Aperiodic activity reflects pathologic waveform shapes in focal epilepsy

Abstract

Epilepsy constitutes a clinically-manifest excitability disorder that is characterized by aberrant electrophysiological activity in the electroencephalogram (EEG). The correct identification of the seizure onset zone relies on the visual detection of pathological waveforms and the assessment of their morphology, rhythmicity, and density. Recent advances in quantitative EEG analyses indicated that aperiodic EEG background activity might provide complementary information to traditional qualitative methods. Importantly, aperiodic activity, and specifically the slope of the 1/ƒ^χ decay function of the power spectrum, might constitute a biomarker of the underlying population excitability dynamics. Hence, in the context of epileptic activity, an altered spectral slope is often considered as a signature of pathological excitability. To date, it remained unclear if this straightforward interpretation also applies to states of manifest seizure activity. To address this question, we recorded intracranial electroencephalography (iEEG) during focal seizures from patients diagnosed with pharmacoresistant epilepsy (18 patients, 11 females). The results demonstrate that the spectral slope successfully delineates seizure activity. However, the spectral slope was sensitive to the presence and waveform shape of distinct epileptic components. By combining iEEG recordings with simulations, we demonstrate that epileptic spiking activity and associated slow-wave components differentially impact spectral slope estimates.
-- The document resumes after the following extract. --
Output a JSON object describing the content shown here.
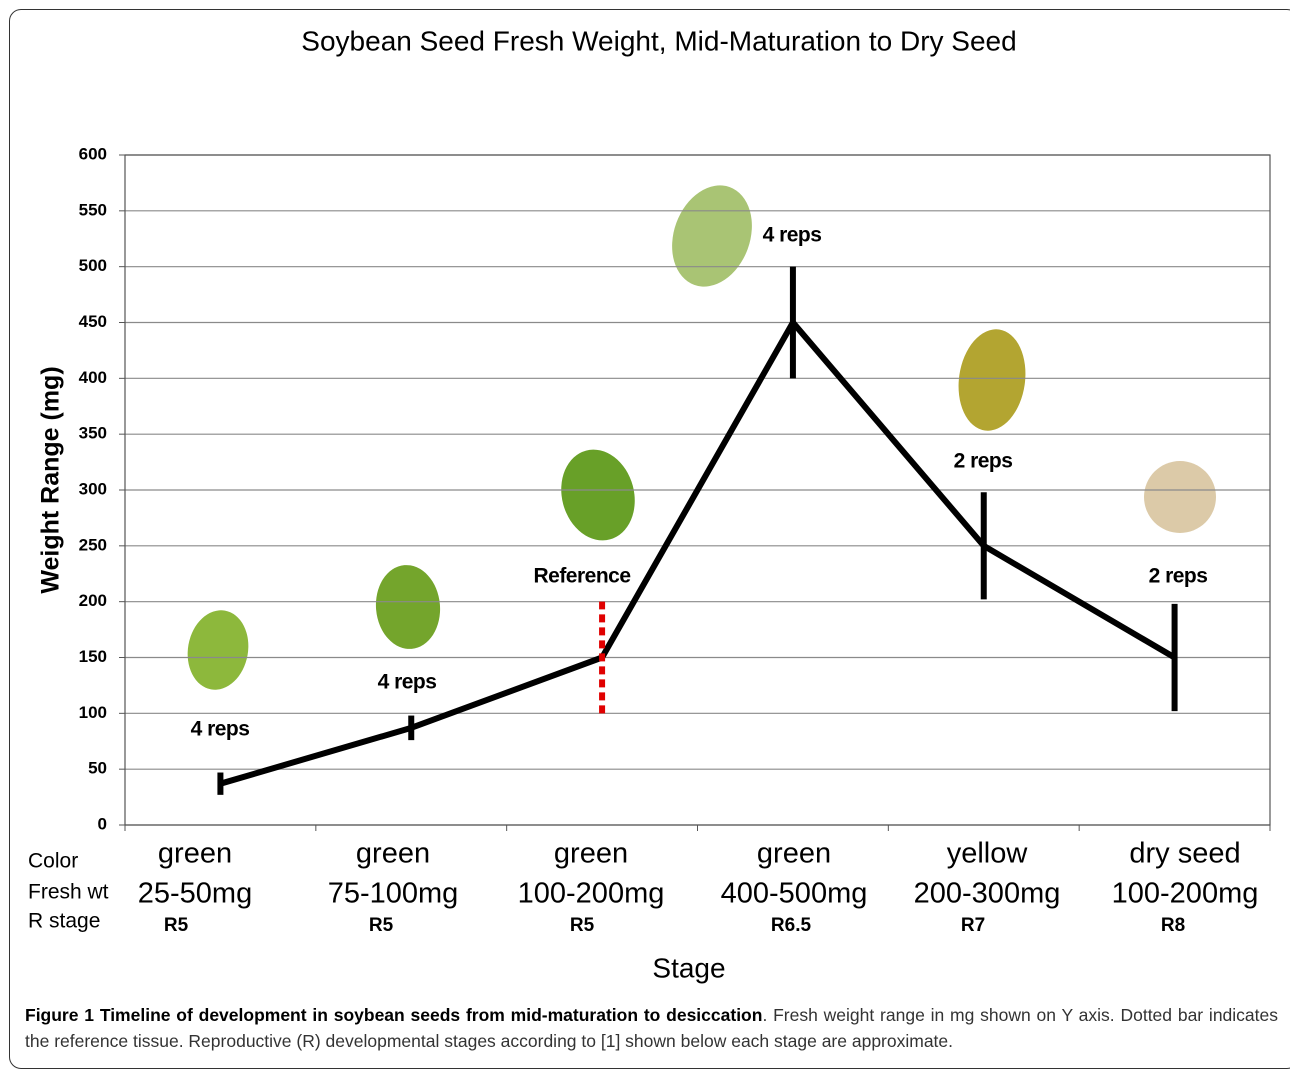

These results offer a more parsimonious explanation for the biophysical origins of aperiodic activity as compared to the concept of an underlying balance between excitation and inhibition.

Significance Statement It is under debate whether the non-oscillatory EEG background (aperiodic) component of electrophysiological brain activity provides diagnostic insights into clinical disorders such as epilepsy. Seizure-related changes in aperiodic activity have mostly been ascribed to pathological excitability. Yet, epileptic waveform shapes could potentially modulate spectral estimates of aperiodic activity. Heidiri et al. demonstrate that aperiodic activity tracks ictal activity, wherein the morphology and density of epileptic activity systematically distort spectral estimates and associated aperiodic estimates. These findings show that aperiodic activity is directly modulated by the presence of waveform shapes, and may not necessarily reflect pathologic aberrations in the underlying population excitability.